Undocumented Lives Between Divided Landscapes in the Sonoran Desert and Ayiti

Published

In this text, Lauda Virginia Vargas shares with us memories of her experience as an undocumented child and young adult in Arizona, which we asked her to place in dialogue with her reflection on the last decade of violence deployed by the Dominican state against Haitians and Dominicans of Haitian descent.
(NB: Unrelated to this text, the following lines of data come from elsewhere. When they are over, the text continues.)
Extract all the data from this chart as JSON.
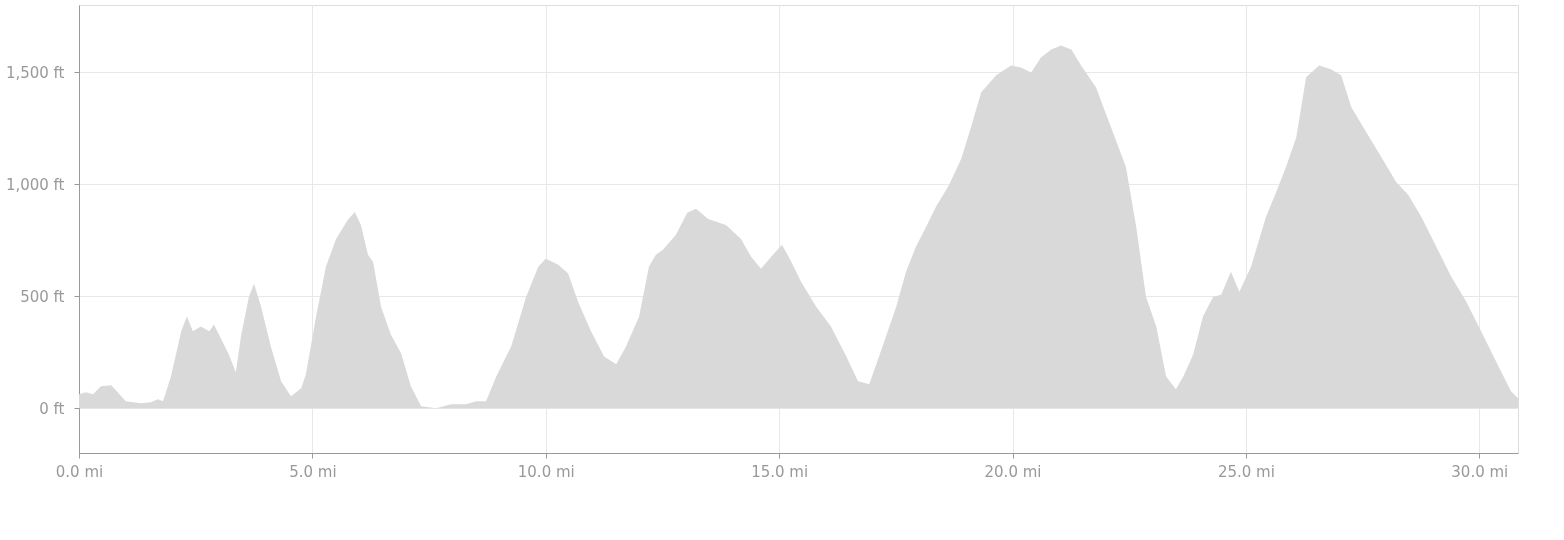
{
  "chart_data": {
    "type": "area",
    "x": [
      0,
      0.15,
      0.3,
      0.47,
      0.69,
      0.79,
      1.0,
      1.33,
      1.54,
      1.69,
      1.8,
      1.97,
      2.19,
      2.31,
      2.44,
      2.61,
      2.79,
      2.89,
      3.04,
      3.21,
      3.36,
      3.47,
      3.64,
      3.75,
      3.9,
      4.11,
      4.33,
      4.54,
      4.76,
      4.86,
      5.08,
      5.29,
      5.51,
      5.76,
      5.91,
      6.04,
      6.19,
      6.3,
      6.47,
      6.68,
      6.9,
      7.11,
      7.33,
      7.65,
      7.97,
      8.29,
      8.51,
      8.72,
      8.94,
      9.26,
      9.58,
      9.84,
      10.0,
      10.26,
      10.48,
      10.69,
      10.97,
      11.25,
      11.51,
      11.72,
      12.0,
      12.21,
      12.36,
      12.51,
      12.79,
      13.03,
      13.22,
      13.48,
      13.86,
      14.18,
      14.4,
      14.61,
      14.83,
      15.06,
      15.26,
      15.47,
      15.79,
      16.11,
      16.44,
      16.69,
      16.93,
      17.18,
      17.51,
      17.72,
      17.93,
      18.15,
      18.36,
      18.64,
      18.9,
      19.11,
      19.33,
      19.65,
      19.97,
      20.18,
      20.4,
      20.61,
      20.83,
      21.04,
      21.26,
      21.47,
      21.79,
      22.11,
      22.43,
      22.65,
      22.86,
      23.08,
      23.29,
      23.5,
      23.66,
      23.87,
      24.08,
      24.3,
      24.47,
      24.68,
      24.86,
      25.11,
      25.43,
      25.65,
      25.86,
      26.08,
      26.29,
      26.57,
      26.83,
      27.04,
      27.26,
      27.58,
      27.9,
      28.22,
      28.48,
      28.76,
      29.08,
      29.4,
      29.72,
      30.04,
      30.36,
      30.68,
      30.83
    ],
    "series": [
      {
        "color": "#d9d9d9",
        "values": [
          62,
          71,
          62,
          98,
          102,
          80,
          31,
          22,
          27,
          40,
          31,
          142,
          343,
          409,
          343,
          365,
          343,
          374,
          311,
          240,
          160,
          320,
          498,
          556,
          454,
          276,
          120,
          53,
          89,
          151,
          409,
          632,
          756,
          841,
          876,
          818,
          685,
          654,
          454,
          329,
          245,
          98,
          9,
          0,
          18,
          18,
          31,
          31,
          142,
          276,
          498,
          632,
          667,
          641,
          601,
          476,
          343,
          231,
          196,
          276,
          409,
          632,
          685,
          707,
          774,
          872,
          890,
          845,
          818,
          756,
          676,
          623,
          676,
          730,
          654,
          565,
          454,
          365,
          231,
          120,
          107,
          254,
          454,
          610,
          721,
          810,
          899,
          996,
          1112,
          1254,
          1410,
          1486,
          1530,
          1521,
          1499,
          1566,
          1601,
          1619,
          1601,
          1530,
          1432,
          1254,
          1077,
          810,
          498,
          365,
          142,
          85,
          142,
          240,
          409,
          498,
          507,
          609,
          520,
          632,
          854,
          965,
          1077,
          1210,
          1477,
          1530,
          1512,
          1486,
          1343,
          1232,
          1121,
          1010,
          952,
          854,
          721,
          587,
          476,
          343,
          209,
          76,
          44
        ]
      }
    ],
    "xlim": [
      0,
      30.83
    ],
    "xticks": [
      {
        "value": 0,
        "label": "0.0 mi"
      },
      {
        "value": 5,
        "label": "5.0 mi"
      },
      {
        "value": 10,
        "label": "10.0 mi"
      },
      {
        "value": 15,
        "label": "15.0 mi"
      },
      {
        "value": 20,
        "label": "20.0 mi"
      },
      {
        "value": 25,
        "label": "25.0 mi"
      },
      {
        "value": 30,
        "label": "30.0 mi"
      }
    ],
    "ylim": [
      -200,
      1800
    ],
    "yticks": [
      {
        "value": 0,
        "label": "0 ft"
      },
      {
        "value": 500,
        "label": "500 ft"
      },
      {
        "value": 1000,
        "label": "1,000 ft"
      },
      {
        "value": 1500,
        "label": "1,500 ft"
      }
    ],
    "grid": true
  }
}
From the Caribbean Sea to the Continent, she dreams of futures where the colonial lines no longer hold such violent power on people.

Vargas Funambulist 3
Abuela’s archive family swimming, Dominican Republic border wall construction at mangrove forest, sunset in Samaná. / Artwork by Lauda Virginia Vargas for The Funambulist (2023).
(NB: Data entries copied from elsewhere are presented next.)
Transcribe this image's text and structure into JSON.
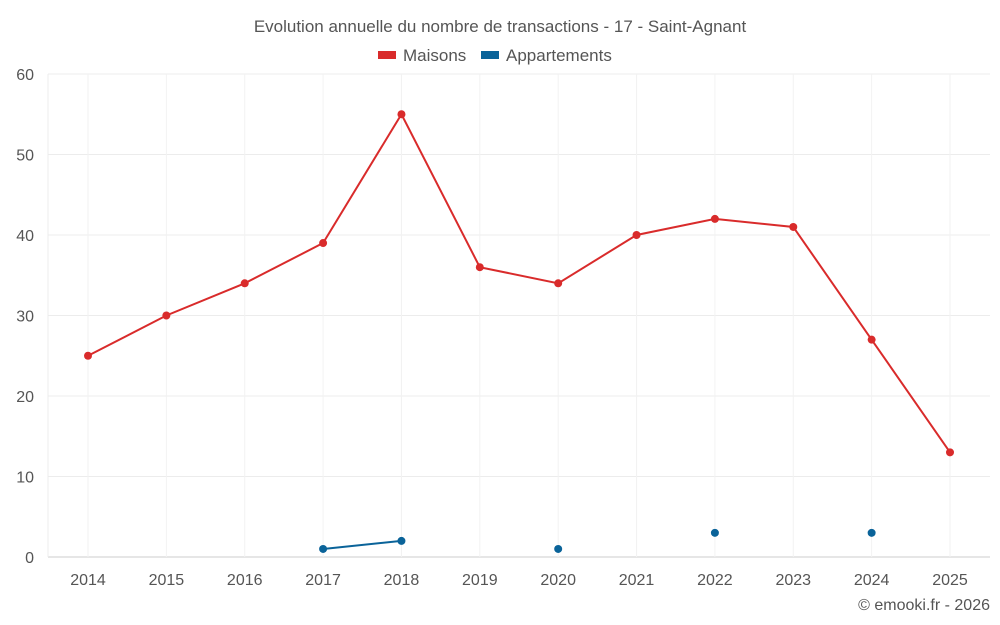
{
  "chart_data": {
    "type": "line",
    "title": "Evolution annuelle du nombre de transactions - 17 - Saint-Agnant",
    "xlabel": "",
    "ylabel": "",
    "ylim": [
      0,
      60
    ],
    "yticks": [
      0,
      10,
      20,
      30,
      40,
      50,
      60
    ],
    "grid": true,
    "legend_position": "top-center",
    "categories": [
      "2014",
      "2015",
      "2016",
      "2017",
      "2018",
      "2019",
      "2020",
      "2021",
      "2022",
      "2023",
      "2024",
      "2025"
    ],
    "series": [
      {
        "name": "Maisons",
        "color": "#d92b2b",
        "values": [
          25,
          30,
          34,
          39,
          55,
          36,
          34,
          40,
          42,
          41,
          27,
          13
        ]
      },
      {
        "name": "Appartements",
        "color": "#0a6399",
        "values": [
          null,
          null,
          null,
          1,
          2,
          null,
          1,
          null,
          3,
          null,
          3,
          null
        ]
      }
    ],
    "credit": "© emooki.fr - 2026"
  }
}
The beige carpet of our Arizona apartment mimicked the color of the rock landscaping outside, and the beige stucco of the exterior façade. In this apartment, a relatively short drive to the US–Mexico border, and thousands of miles from our tropical home in the Caribbean, my Mom would keep stories of the island we had never been able to visit since I was two years old. My memories of the island were quasi-non-existent, and my mom’s stories of the Dominican Republic in the 1960–80s became my memories of the island. Suburbia in the arid desert was a ripe place for my imagination of an island in the Caribbean, where plantain trees grew in our backyard and sounds of dominoes being slapped on plastic tables would fill public spaces. At times I struggled to grasp my parents’ reasons for leaving, trading this island that seemed full of life and love for the constant fear that we were now living under.